Он определенно был не рад их уходу, но даже мне подобные уговоры казались слишком навязчивыми.
— Свою добродетель? — спросила я, вопросительно наклонив голову. — Добродетель это… когда ты делаешь добро, я угадала?
— Многие думают так же, как ты, когда слышат это слово, — ответил Священник, переведя взгляд на картины на стенах. — Прости, если я покажусь тебе слишком нравоучительным. Издержки профессии.
Сделав глубокий вдох, черный единорог начал:
— Я верю в то, что каждый пони обладает добродетелью.
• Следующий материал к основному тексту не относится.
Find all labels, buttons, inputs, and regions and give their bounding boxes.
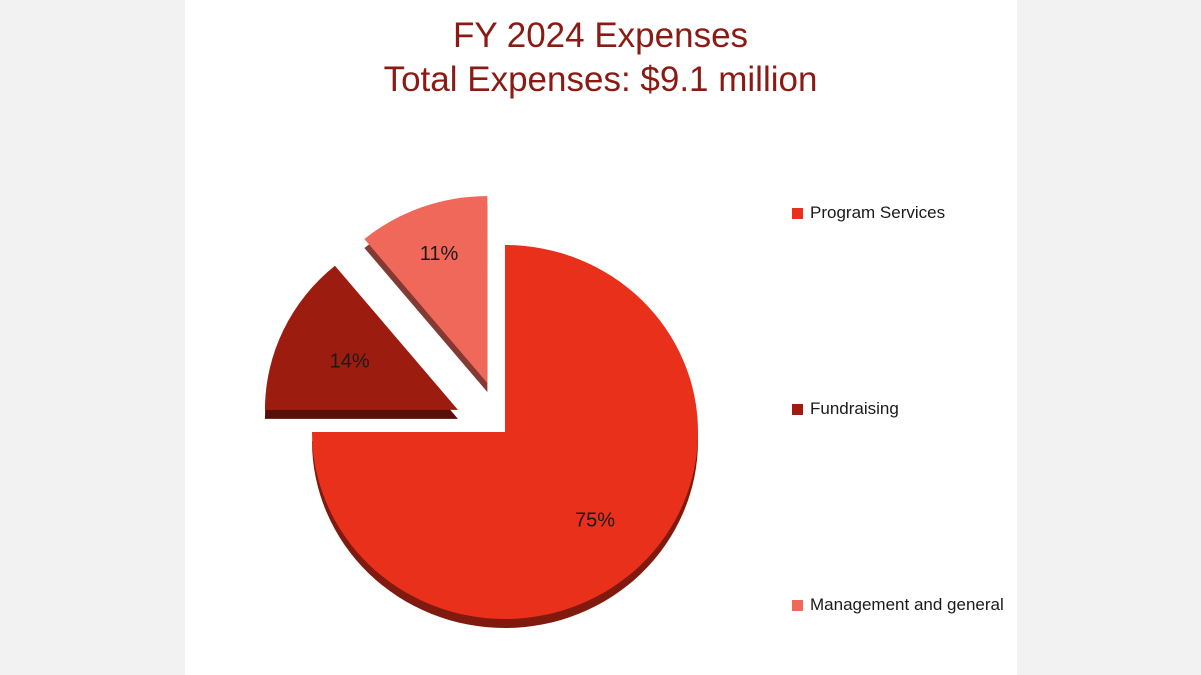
pie-slice-management-and-general [364, 196, 488, 384]
chart-subtitle: Total Expenses: $9.1 million [383, 60, 818, 99]
legend-swatch-fundraising [792, 403, 803, 415]
legend-item-management-and-general: Management and general [792, 595, 1004, 615]
data-label-program-services: 75% [575, 509, 615, 531]
legend-label-program-services: Program Services [810, 203, 946, 222]
pie-slice-program-services [312, 245, 698, 619]
legend-item-program-services: Program Services [792, 203, 945, 223]
legend-label-management-and-general: Management and general [810, 595, 1004, 614]
legend-label-fundraising: Fundraising [810, 399, 899, 418]
legend-swatch-management-and-general [792, 599, 803, 611]
chart-title-block: FY 2024 Expenses Total Expenses: $9.1 mi… [0, 14, 1201, 102]
data-label-fundraising: 14% [330, 350, 370, 372]
chart-title: FY 2024 Expenses [452, 16, 749, 55]
data-label-management-and-general: 11% [420, 243, 459, 265]
pie-slice-fundraising [264, 265, 458, 410]
legend-swatch-program-services [792, 207, 803, 219]
legend-item-fundraising: Fundraising [792, 399, 899, 419]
Добродетель есть образ внутреннего расположения пони, все самое чистое и честное, что есть в нём. Это то, что помогает тебе совершать хорошие поступки. Та неприкосновенная часть тебя, которую ни одна живая душа не может у тебя отнять.
Я сглотнула, почувствовав странную вину.
— А-а-а… ну это просто: моя добродетель проявляется, когда я напиваюсь и начинаю крушить всё и вся вокруг, — сказала я, улыбаясь, но эта улыбка исчезла, как только я договорила. Я глумилась над чем-то очень важным для Священника, и непонятно почему, но я почувствовала, что это должно быть важным и для меня.
— Прости меня.
— Те пони, которые познали свою добродетель, могут держать себя в копытах. Их дух трудно сломить. Ты встречала пони, которые, несмотря на все ужасы этого мира, казались тебе… скажем так, собранными?
Образы Крышечки, Кистоун, Бонсоу и даже Дасти Трэйлс всплыли в моей голове.
— Да, встречала.
— Те, кто познали и приняли свою добродетель, могут дольше противостоять опасностям. Внутренняя сила поддерживает их тела.
Жеребец поник головой: — К сожалению, одной лишь добродетели недостаточно. Нужно ещё кое-что, не менее важное.
— И что же именно? — спросила я, чувствуя себя совсем потерянной.
— Дружба. Без неё добродетель когда-нибудь неизбежно ослабеет, и Пустошь испортит её, заменив её темной копией. Исковерканная доброта — ужасная вещь, — сказал мрачно единорог, обратив наконец свой взор на меня. — Дружба, которая поддерживает и укрепляет добродетели группы друзей, помогает им преодолеть любое испытание. Настоящие друзья сильнее любых опасностей, которые может обрушить на их головы Пустошь.
Я вспомнила, как чувствовала себя, когда оставалась в одиночестве.
— А что насчёт тех пони, которые являются друзьями, но еще не познали свою добродетель?
— Может они и будут путешествовать вместе, но между ними всегда будет борьба и напряжение. Лично я не могу припомнить друзей, которые долго находились бы вместе и при этом почти ничего не знали друг о друге. Как, по твоему, можно дружить с незнакомцем? — ответил Священник, пожимая плечами.
Я могла описать себя разными словами, но вряд ли хоть одно из них подходило под определение «добродетели». Ну «тупость» точно не подходила.
— А в чем заключается твоя добродетель?
— Лишь Селестия знает мою истинную добродетель, — произнёс он тихо, и судя по его выражению лица, этого ответа было для него достаточно. «Может, тебе не нужно знать о своей добродетели. Может, тебе просто нужно жить со знанием о ней.»
Я посмотрела на дверь за своей спиной:
— Надеюсь, что с этими пилигримами ничего не случится по пути домой.